Menjadi Pemimpin Paripurna

sinar harapan

Kebesaran seorang pemimpin catat Nixon (1982), dalam bukunya yang berjudul Leaders, terkait dengan tiga hal, bahwa sosoknya mumpuni (a great man), berada dalam negara besar (a great country), dan di tengah isu-isu besar (a great issue).

Pasca pertemuan di Bali (27/8), ketiga syarat yang diungkapkan oleh Nixonrelevan dengan aksi kedua putra terbaik bangsa baik SBY maupun Jokowi dalam mengawal pemerintahan transisi. Bila ditelusuri aspek pertama, sosok mumpuni (a great man) dapat terlihat dari posisi SBY sebagai presiden, kepala negara, maupun tokoh sentral yang berjasa besar menguatkan pondasi demokrasi di negeri ini.

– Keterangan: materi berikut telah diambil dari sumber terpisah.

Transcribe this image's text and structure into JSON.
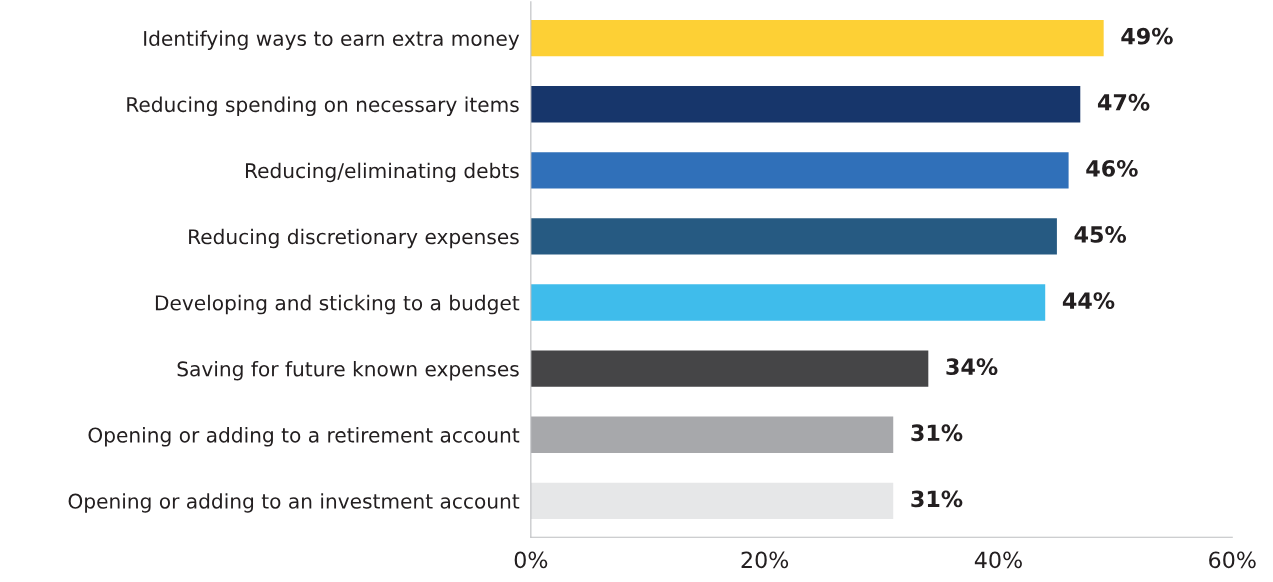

Secara konsisten, SBY mampu menjaga stabilitas nasional, sehingga cukup kondusif mendukung perekonomian dan bidang kehidupan lainnya. Begitu pun dengan figur Jokowi, yang sukses mendobrak sistem politik nasional dengan berbagai prestasi konsistennya sebagai kepala daerah, mulai dari Wali Kota Surakarta  dan Gubernur DKI Jakarta.

Kedua, Indonesia sebagai negara besar (a great country) dalam pusaran global merupakan negara prospektif dengan segenap potensi penduduk, alam, luas wilayah, dan lainnya, di tengah kelesuan ekonomi Eropa serta Amerika dan bangkitnya Asia sebagai poros baru dunia. Ketiga, suksesi kepemimpinan nasional yang prosesnya telah terjadi dalam Pilpres kemarin, menjadi isu besar (a great issue) mengingat posisi Indonesia merupakan negara demokrasi nomor ketiga terbesar di dunia, ditambah konteks tersebut diikuti oleh hiruk-pikuk tak berkesudahan, mulai dari kampanye hitam masif (black campaign), kontroversi hitung cepat (quick count), potensi kerusuhan pada tanggal 22 Juli 2014 bertepatan dengan penetapan hasil rekapitulasi suara nasional (real count) oleh KPU, hingga sengkarut di MK menyoal peran penyelenggara Pemilu. Namun, hingga kini, seluruh proses demokrasi prosedural tersebut dapat dilalui dengan baik.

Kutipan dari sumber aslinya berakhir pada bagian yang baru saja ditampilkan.